Afera wokół internetowej biblioteki
Ministrowie spraw wewnętrznych i kultury Cwetan Cwetanow i Weżdi Raszidow określili akcję policji jako "znaczący sukces w walce z piractwem intelektualnym, które narażało kulturę bułgarską na milionowe straty". MSW poinformowało, że piratów ścigano kilka miesięcy po otrzymaniu od wydawców informacji o procederze. W odróżnieniu od szeregu innych akcji policji, m.in. przeciwko porywaczom żądającym okupu, lichwiarzom w małych miasteczkach, fałszerzom papierów wartościowych i producentom nielegalnego alkoholu, operacja przeciw "Czytance" spotkała się z powszechną dezaprobatą wśród Bułgarów.
Na forach internetowych największych gazet aż zawrzało. Na portalu społecznościowym Facebook sformułowano petycję w obronie księgozbioru. Internauci pisali, że według ustawy o prawie autorskim biblioteki mają prawo rozpowszechniać dzieła bez zezwolenia autorów i płacenia im wynagrodzeń. Inni podkreślali, że w wirtualnej bibliotece można było znaleźć dzieła klasyków bułgarskiej literatury, których prawa autorskie nie obejmują. Zwrócono też uwagę, że książki udostępniano bezpłatnie, a na stronie nie było żadnych reklam. Jednocześnie wzrosło zainteresowanie "Czytanką" - wirtualnej biblioteki zaczęli szukać ludzie, którzy wcześniej z niej nie korzystali.
Wiedząc o skargach wydawców, autorzy strony zabezpieczyli się i skopiowali dane na innych serwerach. Kilka godzin po akcji policji zbiory "Czytanki" można było znaleźć na największej na świecie pirackiej stronie - szwedzkiej thepiratebay.org. - Czytanka znów działa - napisał dziennik "Sega", dokładnie tłumacząc, jak otrzymać do niej dostęp i w jaki sposób ściągnąć na własny komputer wszystkie książki.
- Z powodu tej akcji Bułgaria pozostała bez największego okna internetowego na świat. Dzięki "Czytance" wiele osób mogło przeczytać książki, których od dawna nie sposób znaleźć w antykwariatach. Ludzie dowiadywali się o pozycjach, które później kupowali.

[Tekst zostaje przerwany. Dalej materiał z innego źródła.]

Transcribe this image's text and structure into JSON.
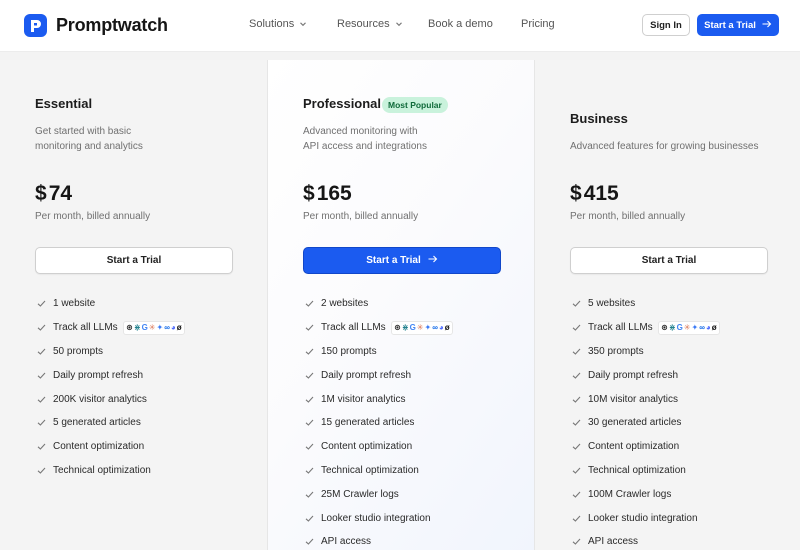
{
  "brand": {
    "name": "Promptwatch",
    "color": "#1b5bf0"
  },
  "nav": {
    "links": [
      {
        "label": "Solutions",
        "has_dropdown": true
      },
      {
        "label": "Resources",
        "has_dropdown": true
      },
      {
        "label": "Book a demo",
        "has_dropdown": false
      },
      {
        "label": "Pricing",
        "has_dropdown": false
      }
    ],
    "sign_in": "Sign In",
    "start_trial": "Start a Trial"
  },
  "plans": [
    {
      "name": "Essential",
      "badge": "",
      "description": [
        "Get started with basic",
        "monitoring and analytics"
      ],
      "currency": "$",
      "price": "74",
      "billing": "Per month, billed annually",
      "cta": "Start a Trial",
      "features": [
        "1 website",
        "Track all LLMs",
        "50 prompts",
        "Daily prompt refresh",
        "200K visitor analytics",
        "5 generated articles",
        "Content optimization",
        "Technical optimization"
      ]
    },
    {
      "name": "Professional",
      "badge": "Most Popular",
      "description": [
        "Advanced monitoring with",
        "API access and integrations"
      ],
      "currency": "$",
      "price": "165",
      "billing": "Per month, billed annually",
      "cta": "Start a Trial",
      "features": [
        "2 websites",
        "Track all LLMs",
        "150 prompts",
        "Daily prompt refresh",
        "1M visitor analytics",
        "15 generated articles",
        "Content optimization",
        "Technical optimization",
        "25M Crawler logs",
        "Looker studio integration",
        "API access"
      ]
    },
    {
      "name": "Business",
      "badge": "",
      "description": [
        "Advanced features for growing businesses"
      ],
      "currency": "$",
      "price": "415",
      "billing": "Per month, billed annually",
      "cta": "Start a Trial",
      "features": [
        "5 websites",
        "Track all LLMs",
        "350 prompts",
        "Daily prompt refresh",
        "10M visitor analytics",
        "30 generated articles",
        "Content optimization",
        "Technical optimization",
        "100M Crawler logs",
        "Looker studio integration",
        "API access"
      ]
    }
  ],
  "llm_icons": [
    {
      "name": "openai-icon",
      "glyph": "⊛",
      "color": "#222222"
    },
    {
      "name": "perplexity-icon",
      "glyph": "⋇",
      "color": "#20808d"
    },
    {
      "name": "google-icon",
      "glyph": "G",
      "color": "#4285f4"
    },
    {
      "name": "claude-icon",
      "glyph": "✳",
      "color": "#d97757"
    },
    {
      "name": "gemini-icon",
      "glyph": "✦",
      "color": "#3b7bf6"
    },
    {
      "name": "meta-icon",
      "glyph": "∞",
      "color": "#0a66e8"
    },
    {
      "name": "deepseek-icon",
      "glyph": "◕",
      "color": "#4d6bfe"
    },
    {
      "name": "grok-icon",
      "glyph": "ø",
      "color": "#111111"
    }
  ]
}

Twórców tej strony internetowej nazwano jednak gangiem przestępczym - napisał dziennik "Novinar".
Według gazety, bibliotekę można było zalegalizować - należało jedynie skontaktować autorów, wydawnictwa i twórców strony internetowej i stworzyć prawdziwą wirtualną bibliotekę na wzór wielu bibliotek na Zachodzie.